Article - Mapping Palestine: Decolonizing Spatial Practices

“The practice of mapping in Palestine-Israel has long been an exercise in power, imperialism, and dispossession.” So writes Zena Agha in her recent policy brief for Al-Shabaka. But how can maps be reclaimed as tools for resistance? And can they be utilized to help envision a different Palestinian future?

In our first policy lab of 2020, Zena Agha and Ahmad Barclay discuss the ways in which maps and other visualization tools serve as sites to entrench power disparities as well as to empower communities to reimagine their colonized homelands.

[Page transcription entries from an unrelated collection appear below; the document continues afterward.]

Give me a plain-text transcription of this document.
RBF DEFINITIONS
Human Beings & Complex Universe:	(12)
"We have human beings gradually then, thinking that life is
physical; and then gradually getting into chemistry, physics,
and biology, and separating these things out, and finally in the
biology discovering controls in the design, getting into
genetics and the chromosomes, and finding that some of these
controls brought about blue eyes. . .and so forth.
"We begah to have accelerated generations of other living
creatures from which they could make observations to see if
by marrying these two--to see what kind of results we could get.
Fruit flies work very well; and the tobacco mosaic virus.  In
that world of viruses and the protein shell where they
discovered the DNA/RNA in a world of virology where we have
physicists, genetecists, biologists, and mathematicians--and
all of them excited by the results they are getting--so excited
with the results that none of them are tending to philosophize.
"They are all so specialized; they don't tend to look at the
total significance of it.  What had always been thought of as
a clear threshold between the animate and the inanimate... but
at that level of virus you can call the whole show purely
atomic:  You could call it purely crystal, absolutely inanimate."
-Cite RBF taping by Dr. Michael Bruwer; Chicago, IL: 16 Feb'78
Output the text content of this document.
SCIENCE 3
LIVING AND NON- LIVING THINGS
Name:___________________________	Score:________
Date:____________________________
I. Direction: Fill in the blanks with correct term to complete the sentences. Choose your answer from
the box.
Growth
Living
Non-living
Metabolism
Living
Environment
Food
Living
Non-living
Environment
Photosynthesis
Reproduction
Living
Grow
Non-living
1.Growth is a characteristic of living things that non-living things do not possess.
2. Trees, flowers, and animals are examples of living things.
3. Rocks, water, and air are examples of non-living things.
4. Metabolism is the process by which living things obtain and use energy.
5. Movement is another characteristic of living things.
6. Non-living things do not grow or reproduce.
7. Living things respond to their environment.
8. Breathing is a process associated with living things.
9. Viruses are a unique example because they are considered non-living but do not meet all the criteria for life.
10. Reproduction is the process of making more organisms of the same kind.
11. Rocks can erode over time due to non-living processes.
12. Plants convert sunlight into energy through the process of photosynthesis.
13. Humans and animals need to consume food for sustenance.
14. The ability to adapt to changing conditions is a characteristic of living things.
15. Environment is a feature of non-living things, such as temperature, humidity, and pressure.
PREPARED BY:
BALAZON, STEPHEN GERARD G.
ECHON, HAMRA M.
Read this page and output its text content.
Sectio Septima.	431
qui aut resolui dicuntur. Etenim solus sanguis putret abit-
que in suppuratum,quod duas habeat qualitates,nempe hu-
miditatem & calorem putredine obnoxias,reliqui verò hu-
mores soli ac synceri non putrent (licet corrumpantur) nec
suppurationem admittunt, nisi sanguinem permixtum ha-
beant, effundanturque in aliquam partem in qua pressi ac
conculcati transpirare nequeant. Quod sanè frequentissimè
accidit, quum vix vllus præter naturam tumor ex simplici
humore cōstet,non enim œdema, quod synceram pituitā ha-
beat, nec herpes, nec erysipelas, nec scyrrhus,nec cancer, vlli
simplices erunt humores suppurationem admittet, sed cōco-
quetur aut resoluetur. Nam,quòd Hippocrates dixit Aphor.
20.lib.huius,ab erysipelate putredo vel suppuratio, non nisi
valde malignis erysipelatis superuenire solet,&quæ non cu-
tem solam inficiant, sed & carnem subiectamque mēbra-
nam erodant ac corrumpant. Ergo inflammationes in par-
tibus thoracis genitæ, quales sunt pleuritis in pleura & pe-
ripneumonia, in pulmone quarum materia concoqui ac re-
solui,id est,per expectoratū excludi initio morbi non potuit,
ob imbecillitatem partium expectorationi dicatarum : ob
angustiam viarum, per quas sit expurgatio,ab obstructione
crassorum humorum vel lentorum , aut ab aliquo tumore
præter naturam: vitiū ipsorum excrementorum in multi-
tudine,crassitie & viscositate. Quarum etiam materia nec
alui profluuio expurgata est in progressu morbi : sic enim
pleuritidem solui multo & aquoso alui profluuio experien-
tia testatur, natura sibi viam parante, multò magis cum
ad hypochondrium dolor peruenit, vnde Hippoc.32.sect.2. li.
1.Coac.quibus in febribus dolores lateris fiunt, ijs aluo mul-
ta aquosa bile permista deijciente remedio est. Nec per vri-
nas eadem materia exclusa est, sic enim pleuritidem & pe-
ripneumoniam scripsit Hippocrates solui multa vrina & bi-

Zena Agha is the Interim Director of the British Palestinian Committee. She previously served as Al-Shabaka’s US Policy Fellow (2017–2019), where her research focused on Israeli spatial practices, climate change, and Palestinian adaptive capacities. She was awarded the Kennedy Scholarship to pursue an MA in Middle Eastern Studies at Harvard University and holds a PhD from Newcastle University, where her research examined colonial cartography in Palestine. Her writing has appeared in The New York Times, Foreign Policy, The Nation, The Independent, Foreign Affairs, NPR, and El País.

Ahmad Barclay is an architect, designer, and data visualization specialist currently serving as Head of Advanced Data Formats at the Office for National Statistics in the UK. He is a founding partner of Visualizing Impact, a visual communication studio whose projects include Visualizing Palestine. He previously worked with DAAR (Decolonizing Architecture Art Residency) on the “Laboratory of Returns” project, investigating architectural models for the return of Palestinian refugees, and his research has focused on architecture and planning as tools of spatial resistance in the Palestinian struggle.